Bernard Ebbers developed an unknown Mississippi telephone organization into a media communications mammoth, WorldCom. Mr. Ebbers turned his little organization, Long Distance Discount Service into a juggernaut and shocked the industry. He couldn’t stay on top as he went to prison after its breakdown in one of the country's biggest corporate embarrassments and scandals.
WorldCom was bolstered through a shocking string of over 40 mergers and acquisitions, including the $37 billion takeover in 1998 of MCI Communications, which was double the size of WorldCom. At its top in 1999, WorldCom employed over 80,000 individuals and had a market capitalization of about $180 billion.
Ebbers’ career came crashing down when it was revealed that his success was due to bookkeeping fraud. At his 2005 preliminary trial, former workers testified that Mr. Ebbers had encouraged them to swell WorldCom's monetary results to cause the organization to appear more profitable than it actually was.

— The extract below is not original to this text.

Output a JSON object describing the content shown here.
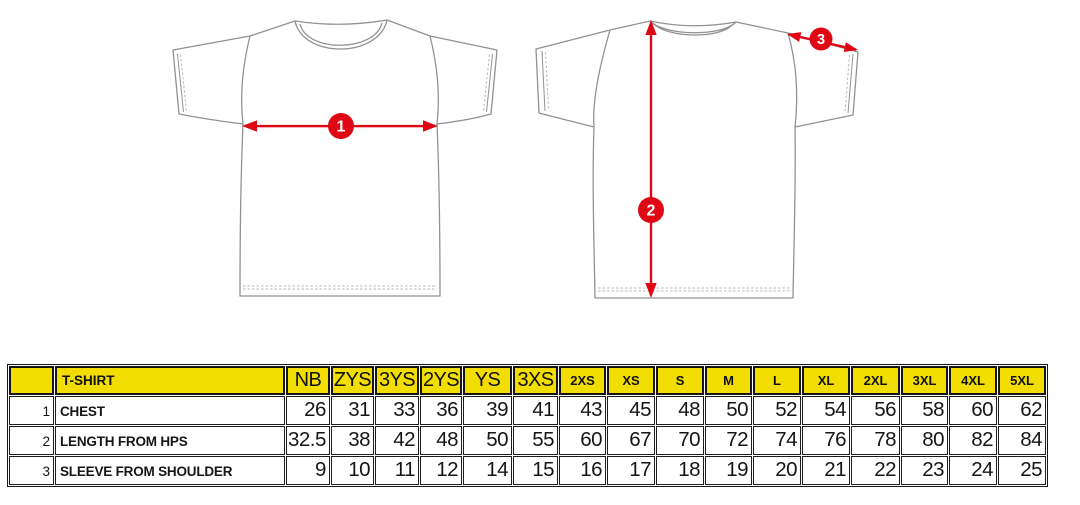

In 2005, Ebbers was condemned to 25 years in jail. He didn’t serve his full sentence because, in December 2019, he was set free from a jail in Texas, having been conceded sympathetic medical discharge by a judge to spend his last years at home.
Ebbers married a woman named Linda Pigott in 1968. After decades of marriage, they separated in 1997. He and his next spouse, Kristie Ebbers got married in 1999. They separated almost a decade later in 2008.
He had a total of four daughters named Ave Easley, Treasure Ebbers Beeson, Joy Ebbers Bourne, and Faith Ebbers Gates. He also had12 grandchildren and one great-grandson.
On February 2, 2020, Ebbers passed away at his home in Brookhaven, Mississippi. During his last years, his health had disintegrated. His family made an announcement about his passing provided by his legal advisor, Graham P. Carner. One of his little girls, Joy Ebbers Bourne said that her father was showing strong signs of dementia in October of the previous year.
The family was aware that huge numbers of people who suffered from her father's scandal had objected to his early discharge from jail. The family stated they would national movements of families are requesting early prison release for prisoners with declining health.